Our first priority is to keep all of our online conversations together in one place so we can see them at the same time as all the content we produce that are in different formats. This way we’re not hunting for files and versions, scrambling through emails or IMs, or searching for comments buried within a file. We want to be able to see the big picture and still have immediate access to all the details. Samepage is perfect for what we want to do.
What is a Storyboard?
A storyboard is a visual representation of each scene in a video, coupled with production notes — plot lines and characters, props that are needed, camera angles, transitions, visual special effects, sound effects, text overlays, etc. It may have photos, hand-drawn sketches, or any combination.
Once the storyboard is approved, we write the script. We find it more effective to do the storyboard first (some professionals do it in reverse). From our point of view, video is primarily a visual medium. So someone could write a great script, but if it isn’t visually compelling, it simply won’t do the job a client wants it to.
When we start with a storyboard, we can focus on telling the story visually first.

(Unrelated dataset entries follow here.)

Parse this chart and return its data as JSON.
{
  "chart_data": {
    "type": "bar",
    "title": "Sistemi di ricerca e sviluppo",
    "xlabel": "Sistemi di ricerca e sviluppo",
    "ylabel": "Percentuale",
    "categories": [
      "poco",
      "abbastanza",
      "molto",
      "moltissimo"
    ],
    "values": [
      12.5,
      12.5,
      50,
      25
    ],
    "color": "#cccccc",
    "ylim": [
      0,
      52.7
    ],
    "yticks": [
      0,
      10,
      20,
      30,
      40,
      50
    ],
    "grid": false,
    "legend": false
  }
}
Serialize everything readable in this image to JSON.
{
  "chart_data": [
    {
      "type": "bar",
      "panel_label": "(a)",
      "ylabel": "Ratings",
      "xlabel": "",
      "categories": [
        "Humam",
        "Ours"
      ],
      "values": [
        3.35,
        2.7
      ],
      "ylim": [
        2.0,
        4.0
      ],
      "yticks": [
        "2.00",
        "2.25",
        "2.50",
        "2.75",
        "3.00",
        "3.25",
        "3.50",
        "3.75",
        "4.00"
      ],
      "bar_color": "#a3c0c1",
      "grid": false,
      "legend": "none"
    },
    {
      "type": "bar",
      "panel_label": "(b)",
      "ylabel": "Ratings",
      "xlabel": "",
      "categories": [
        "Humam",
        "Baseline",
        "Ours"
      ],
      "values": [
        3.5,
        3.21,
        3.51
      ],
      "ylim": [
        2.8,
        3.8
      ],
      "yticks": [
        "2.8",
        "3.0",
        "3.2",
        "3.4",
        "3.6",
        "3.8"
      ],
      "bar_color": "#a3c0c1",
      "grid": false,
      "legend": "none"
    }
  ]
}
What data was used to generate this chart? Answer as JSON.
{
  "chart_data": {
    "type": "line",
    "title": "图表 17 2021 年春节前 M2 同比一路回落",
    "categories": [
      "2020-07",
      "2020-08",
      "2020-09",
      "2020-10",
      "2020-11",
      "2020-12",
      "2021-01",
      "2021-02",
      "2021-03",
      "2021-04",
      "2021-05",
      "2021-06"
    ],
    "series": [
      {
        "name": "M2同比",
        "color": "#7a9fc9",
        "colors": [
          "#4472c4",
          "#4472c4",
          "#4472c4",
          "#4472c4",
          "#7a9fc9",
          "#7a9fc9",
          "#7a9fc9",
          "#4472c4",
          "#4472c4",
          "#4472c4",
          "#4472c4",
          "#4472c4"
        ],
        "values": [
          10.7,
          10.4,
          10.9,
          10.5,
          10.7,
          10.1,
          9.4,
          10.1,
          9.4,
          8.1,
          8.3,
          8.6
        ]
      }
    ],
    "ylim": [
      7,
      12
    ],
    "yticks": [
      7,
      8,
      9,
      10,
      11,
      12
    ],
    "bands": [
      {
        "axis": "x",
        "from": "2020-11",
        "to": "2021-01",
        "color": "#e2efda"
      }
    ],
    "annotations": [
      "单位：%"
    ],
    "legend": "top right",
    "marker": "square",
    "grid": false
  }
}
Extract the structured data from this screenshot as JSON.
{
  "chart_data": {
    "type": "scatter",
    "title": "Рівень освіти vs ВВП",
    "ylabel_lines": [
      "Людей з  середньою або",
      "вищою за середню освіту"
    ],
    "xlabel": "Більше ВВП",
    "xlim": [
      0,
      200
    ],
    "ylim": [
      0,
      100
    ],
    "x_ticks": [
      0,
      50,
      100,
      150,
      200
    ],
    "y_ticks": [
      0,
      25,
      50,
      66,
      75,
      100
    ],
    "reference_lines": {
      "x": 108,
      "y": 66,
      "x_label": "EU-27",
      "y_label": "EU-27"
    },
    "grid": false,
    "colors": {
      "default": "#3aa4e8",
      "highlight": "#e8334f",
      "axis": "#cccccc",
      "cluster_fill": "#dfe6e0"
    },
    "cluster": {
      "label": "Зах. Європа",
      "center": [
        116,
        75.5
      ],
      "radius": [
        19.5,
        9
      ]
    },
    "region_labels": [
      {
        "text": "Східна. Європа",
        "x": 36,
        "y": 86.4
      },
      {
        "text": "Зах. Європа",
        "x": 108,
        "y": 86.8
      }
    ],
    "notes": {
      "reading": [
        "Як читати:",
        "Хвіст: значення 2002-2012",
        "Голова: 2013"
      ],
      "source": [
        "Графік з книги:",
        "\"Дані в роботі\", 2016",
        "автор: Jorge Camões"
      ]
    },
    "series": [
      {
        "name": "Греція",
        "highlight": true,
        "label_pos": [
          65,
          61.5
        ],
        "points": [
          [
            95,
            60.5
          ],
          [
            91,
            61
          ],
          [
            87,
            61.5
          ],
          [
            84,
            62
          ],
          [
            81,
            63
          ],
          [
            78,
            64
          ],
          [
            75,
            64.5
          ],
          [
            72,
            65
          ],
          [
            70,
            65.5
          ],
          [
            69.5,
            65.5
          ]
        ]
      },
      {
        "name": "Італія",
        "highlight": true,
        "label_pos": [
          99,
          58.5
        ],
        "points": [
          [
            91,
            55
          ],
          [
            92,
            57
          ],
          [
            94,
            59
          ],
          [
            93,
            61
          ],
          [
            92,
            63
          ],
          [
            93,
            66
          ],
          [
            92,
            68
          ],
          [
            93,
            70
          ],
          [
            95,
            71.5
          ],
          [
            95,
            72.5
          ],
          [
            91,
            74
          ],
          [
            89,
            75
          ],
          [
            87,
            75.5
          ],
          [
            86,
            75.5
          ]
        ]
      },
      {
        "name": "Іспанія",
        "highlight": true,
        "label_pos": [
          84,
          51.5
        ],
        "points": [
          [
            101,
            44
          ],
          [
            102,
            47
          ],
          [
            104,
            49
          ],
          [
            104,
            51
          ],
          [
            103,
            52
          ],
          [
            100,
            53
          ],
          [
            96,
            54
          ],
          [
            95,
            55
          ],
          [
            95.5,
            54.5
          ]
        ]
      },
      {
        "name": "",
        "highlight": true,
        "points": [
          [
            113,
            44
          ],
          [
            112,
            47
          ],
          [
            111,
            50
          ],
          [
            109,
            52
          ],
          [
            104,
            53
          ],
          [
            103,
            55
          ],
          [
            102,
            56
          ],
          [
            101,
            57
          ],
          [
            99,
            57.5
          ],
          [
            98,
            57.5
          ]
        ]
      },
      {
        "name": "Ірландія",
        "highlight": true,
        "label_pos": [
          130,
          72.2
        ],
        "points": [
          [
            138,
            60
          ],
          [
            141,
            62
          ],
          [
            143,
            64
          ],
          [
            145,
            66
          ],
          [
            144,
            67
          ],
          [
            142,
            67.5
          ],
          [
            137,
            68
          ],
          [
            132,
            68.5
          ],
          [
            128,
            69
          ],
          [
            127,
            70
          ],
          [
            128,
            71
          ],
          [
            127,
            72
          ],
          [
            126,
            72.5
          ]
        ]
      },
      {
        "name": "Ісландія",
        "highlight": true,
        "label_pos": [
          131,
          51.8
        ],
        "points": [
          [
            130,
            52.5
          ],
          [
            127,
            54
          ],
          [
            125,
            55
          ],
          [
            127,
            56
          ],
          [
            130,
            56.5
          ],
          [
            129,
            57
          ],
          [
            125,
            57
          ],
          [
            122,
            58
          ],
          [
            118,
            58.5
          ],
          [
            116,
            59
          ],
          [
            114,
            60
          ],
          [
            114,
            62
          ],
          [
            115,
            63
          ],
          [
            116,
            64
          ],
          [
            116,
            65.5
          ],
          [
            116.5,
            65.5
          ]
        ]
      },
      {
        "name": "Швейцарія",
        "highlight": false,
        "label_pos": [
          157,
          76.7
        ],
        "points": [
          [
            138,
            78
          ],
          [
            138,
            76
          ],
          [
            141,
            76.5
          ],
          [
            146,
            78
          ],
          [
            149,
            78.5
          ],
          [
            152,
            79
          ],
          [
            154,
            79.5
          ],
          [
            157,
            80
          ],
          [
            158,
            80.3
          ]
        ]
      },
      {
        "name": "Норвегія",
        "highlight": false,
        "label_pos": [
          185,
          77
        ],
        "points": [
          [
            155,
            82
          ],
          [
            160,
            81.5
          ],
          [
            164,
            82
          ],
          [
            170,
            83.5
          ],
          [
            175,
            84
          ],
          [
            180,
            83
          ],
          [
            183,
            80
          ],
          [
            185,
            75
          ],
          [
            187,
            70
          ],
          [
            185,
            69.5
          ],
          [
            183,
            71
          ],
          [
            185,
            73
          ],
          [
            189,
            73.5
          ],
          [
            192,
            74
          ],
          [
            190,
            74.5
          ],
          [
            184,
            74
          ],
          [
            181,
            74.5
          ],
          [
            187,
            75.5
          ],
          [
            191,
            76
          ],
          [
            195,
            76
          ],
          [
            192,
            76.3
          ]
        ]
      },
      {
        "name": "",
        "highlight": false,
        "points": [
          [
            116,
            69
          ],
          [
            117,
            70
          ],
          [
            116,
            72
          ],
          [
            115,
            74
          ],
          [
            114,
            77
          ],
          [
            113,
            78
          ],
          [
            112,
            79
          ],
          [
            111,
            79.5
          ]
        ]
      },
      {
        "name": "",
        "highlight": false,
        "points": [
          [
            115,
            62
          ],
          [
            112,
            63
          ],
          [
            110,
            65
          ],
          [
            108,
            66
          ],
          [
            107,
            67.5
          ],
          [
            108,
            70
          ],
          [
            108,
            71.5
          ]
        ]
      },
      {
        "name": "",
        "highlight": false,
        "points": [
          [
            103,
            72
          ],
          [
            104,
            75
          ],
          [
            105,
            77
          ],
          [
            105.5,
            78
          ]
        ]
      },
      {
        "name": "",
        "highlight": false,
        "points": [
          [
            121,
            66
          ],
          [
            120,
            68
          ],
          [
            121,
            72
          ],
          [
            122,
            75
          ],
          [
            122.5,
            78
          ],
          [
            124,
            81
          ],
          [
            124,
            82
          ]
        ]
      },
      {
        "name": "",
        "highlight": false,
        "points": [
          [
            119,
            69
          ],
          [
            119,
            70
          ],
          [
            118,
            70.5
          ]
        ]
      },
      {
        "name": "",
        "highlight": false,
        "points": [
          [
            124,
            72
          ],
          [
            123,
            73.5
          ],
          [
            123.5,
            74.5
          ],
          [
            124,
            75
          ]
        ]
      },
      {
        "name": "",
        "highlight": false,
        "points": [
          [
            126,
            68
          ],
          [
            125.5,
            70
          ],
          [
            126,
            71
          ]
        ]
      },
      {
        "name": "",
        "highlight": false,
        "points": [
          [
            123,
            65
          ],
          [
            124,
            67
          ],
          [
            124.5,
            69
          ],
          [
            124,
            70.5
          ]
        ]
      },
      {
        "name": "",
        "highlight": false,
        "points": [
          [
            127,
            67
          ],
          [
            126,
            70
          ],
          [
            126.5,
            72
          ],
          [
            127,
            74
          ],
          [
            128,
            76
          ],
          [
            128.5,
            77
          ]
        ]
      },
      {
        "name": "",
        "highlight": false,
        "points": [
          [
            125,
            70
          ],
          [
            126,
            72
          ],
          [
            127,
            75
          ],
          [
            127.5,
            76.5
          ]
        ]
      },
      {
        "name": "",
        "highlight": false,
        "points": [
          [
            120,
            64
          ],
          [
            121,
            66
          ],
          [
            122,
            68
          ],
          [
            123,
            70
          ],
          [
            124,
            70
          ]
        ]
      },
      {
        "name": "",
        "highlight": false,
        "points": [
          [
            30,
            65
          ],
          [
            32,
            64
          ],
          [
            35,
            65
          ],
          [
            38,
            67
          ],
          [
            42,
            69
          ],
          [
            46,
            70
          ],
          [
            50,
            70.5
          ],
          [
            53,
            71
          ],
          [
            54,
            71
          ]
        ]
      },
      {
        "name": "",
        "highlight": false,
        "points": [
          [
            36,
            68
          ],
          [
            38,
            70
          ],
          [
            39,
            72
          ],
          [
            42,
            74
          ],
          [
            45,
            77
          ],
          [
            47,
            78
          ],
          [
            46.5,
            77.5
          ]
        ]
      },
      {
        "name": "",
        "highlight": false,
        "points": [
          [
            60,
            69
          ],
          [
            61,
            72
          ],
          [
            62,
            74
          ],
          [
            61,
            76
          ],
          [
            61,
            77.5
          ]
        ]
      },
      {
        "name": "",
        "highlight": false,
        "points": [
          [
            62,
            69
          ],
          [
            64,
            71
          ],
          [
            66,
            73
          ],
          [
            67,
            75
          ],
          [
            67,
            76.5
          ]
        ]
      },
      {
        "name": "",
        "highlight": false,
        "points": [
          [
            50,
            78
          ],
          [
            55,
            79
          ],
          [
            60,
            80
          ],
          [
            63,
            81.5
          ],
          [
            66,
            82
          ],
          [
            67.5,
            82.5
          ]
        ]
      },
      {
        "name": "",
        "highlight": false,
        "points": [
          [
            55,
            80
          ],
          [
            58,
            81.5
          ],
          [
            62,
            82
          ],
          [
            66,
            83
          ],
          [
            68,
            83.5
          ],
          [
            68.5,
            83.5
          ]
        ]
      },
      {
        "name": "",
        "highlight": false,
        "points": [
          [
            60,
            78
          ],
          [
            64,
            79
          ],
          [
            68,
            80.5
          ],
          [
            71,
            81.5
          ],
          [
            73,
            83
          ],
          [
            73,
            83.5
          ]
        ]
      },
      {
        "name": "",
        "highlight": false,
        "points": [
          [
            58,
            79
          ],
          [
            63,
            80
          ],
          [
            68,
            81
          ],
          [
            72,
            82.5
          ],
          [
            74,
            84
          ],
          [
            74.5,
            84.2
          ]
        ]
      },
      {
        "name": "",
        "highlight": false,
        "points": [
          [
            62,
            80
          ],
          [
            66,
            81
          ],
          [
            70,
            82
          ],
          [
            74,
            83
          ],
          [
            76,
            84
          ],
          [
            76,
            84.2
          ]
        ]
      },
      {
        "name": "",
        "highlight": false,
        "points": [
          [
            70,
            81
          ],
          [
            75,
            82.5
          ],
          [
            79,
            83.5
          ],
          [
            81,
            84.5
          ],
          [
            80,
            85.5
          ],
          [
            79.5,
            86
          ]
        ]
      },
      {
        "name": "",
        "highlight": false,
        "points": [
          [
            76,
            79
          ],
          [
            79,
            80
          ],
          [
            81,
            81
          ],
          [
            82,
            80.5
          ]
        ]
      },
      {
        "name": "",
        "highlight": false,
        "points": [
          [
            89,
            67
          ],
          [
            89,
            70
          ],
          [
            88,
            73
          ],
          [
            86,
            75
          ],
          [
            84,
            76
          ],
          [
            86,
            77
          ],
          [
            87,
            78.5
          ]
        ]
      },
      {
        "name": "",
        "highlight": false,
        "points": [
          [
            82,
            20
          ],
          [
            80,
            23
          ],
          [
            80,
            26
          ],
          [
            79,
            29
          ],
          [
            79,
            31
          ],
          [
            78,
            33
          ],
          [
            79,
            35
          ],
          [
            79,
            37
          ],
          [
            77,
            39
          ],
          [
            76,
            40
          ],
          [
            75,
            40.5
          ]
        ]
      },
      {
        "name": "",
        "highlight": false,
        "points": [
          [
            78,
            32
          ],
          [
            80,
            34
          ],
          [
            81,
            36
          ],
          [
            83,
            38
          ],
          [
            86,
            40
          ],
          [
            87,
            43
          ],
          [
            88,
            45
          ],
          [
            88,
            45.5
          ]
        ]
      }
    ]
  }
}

Storyboards let us move the scenes around until we get the visual flow and impact we think conveys the best message. Now the scriptwriter can more easily create the words to match the visual story.
Creating a Storyboard on Samepage
First we create an outline that our client needs to approve. In this example, we’ve done an outline for a video called “How to Make an Apple Tart,” and created a page that shows each scene, along with the production notes about each one. That’s the storyboard.
This is a relatively easy video because we’re following a recipe that has a specific sequence. If we take the recipe’s sequence out of order, we won’t have a very tasty dish at the end. Despite that, there’s still a lot of detail to be captured in a storyboard if we want to get the video production done to the client’s satisfaction.
The great thing about Samepage is that if we wanted to play with the sequence of the scenes, we can easily click, drag, and move the scenes into any order we want. (Each content section in Samepage has a "handle" in its upper left-corner. When we click that, we can then drag-and-drop it anywhere on the page.) After we get the scene sequence correct, we move the scene production notes to match and edit them accordingly. This is so simple, so easy – it makes brainstorming a snap. And it saves a ton of money because when we do it here, in Samepage, we’re not wasting expensive video camera crew time or having to clean it up in the video editing software. Huge bonus!
Creative Collaboration Made Easy
We find using Samepage a terrific tool for organizing our video productions, and helping us with our creative collaboration process. The hardest part of video productions is capturing all our different ideas and being able to easily and quickly reflow storyboards into different sequences. With Samepage, we can duplicate our storyboards and try a different sequence to see how well each one works. It takes only moments. And because our conversations are attached to that video production, we can see everyone’s comments on all the storyboards all at once. Talk about efficient! We’re delighted with Samepage.